In the Winter, when I went to visit my father in Chinatown, I saw the opportunity to see his outlook on destiny, as a Chinese immigrant. He just responded in his usual broken English, “I have kid. You make strong kid and money.” It wasn’t exactly fulfilling or grand, but it makes sense. My father wasn’t brought up in the best economic situation. This introduced the idea that perhaps destiny is subjective. If so, this means that destiny has no solid definition. Some may set their sights on an extravagant destiny, while others lower their expectations.

When I thought I was getting a grasp on the destiny question, I asked my friend about the concept. He answered, “I don’t believe in destiny,” unaware of the impact this response had on me. At that point, I don’t think I understood either. If he didn’t believe in a destiny, then did that mean there was no pre-written path to follow? Do destinies even exist? I began to wish my mother had handed me a coloring book instead of that children’s book so many years ago.

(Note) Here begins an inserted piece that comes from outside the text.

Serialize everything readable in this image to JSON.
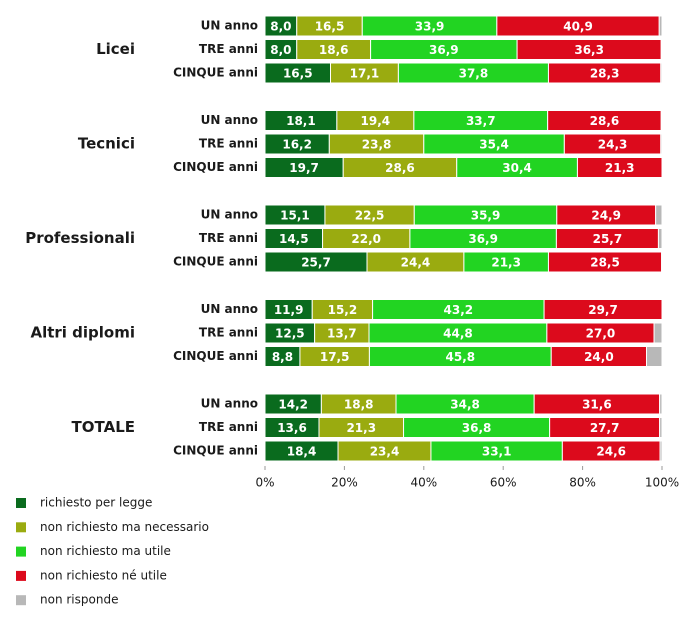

In a quandary, I didn’t know how to proceed. My question evolved from “What is destiny?” to “Does destiny exist?” I understand that people are naturally curious creatures, but I wasn’t necessarily happy to be completely lost in my study. I was too far deep to get out. If I didn’t answer this question, it may haunt me to my grave.

Out of the blue, I came to a realization. Does destiny matter? I promise this isn’t another question that took ages to answer. In fact, this one I was able to answer quickly. My answer: does it matter? As anticlimactic as it is, the question ceased to be “Does destiny exist?” Really, the question ceased to exist. One can choose to believe in destiny or not, it’s as simple as that. Destiny can be intimidating for some, while others can find comfort in it.

Now, I understand the premise of the children’s book my mother handed to me years ago. It wasn’t to instill the idea of a concrete destiny and that everyone has one, or to mindlessly tell kids that their lives are already written. It was for kids to make of the book what they will. They could determine destiny however they wanted. All the questions that destiny provokes depends on the reader. Personally, I don’t know what to feel. As comforting as it is believing there is some force watching over you, it is also relieving to choose your own path. I find both ideas assuring, so it shows I’m still learning and maturing. What does destiny mean to you? One definition may be different from another, but that doesn’t mean it is any less right or any more wrong.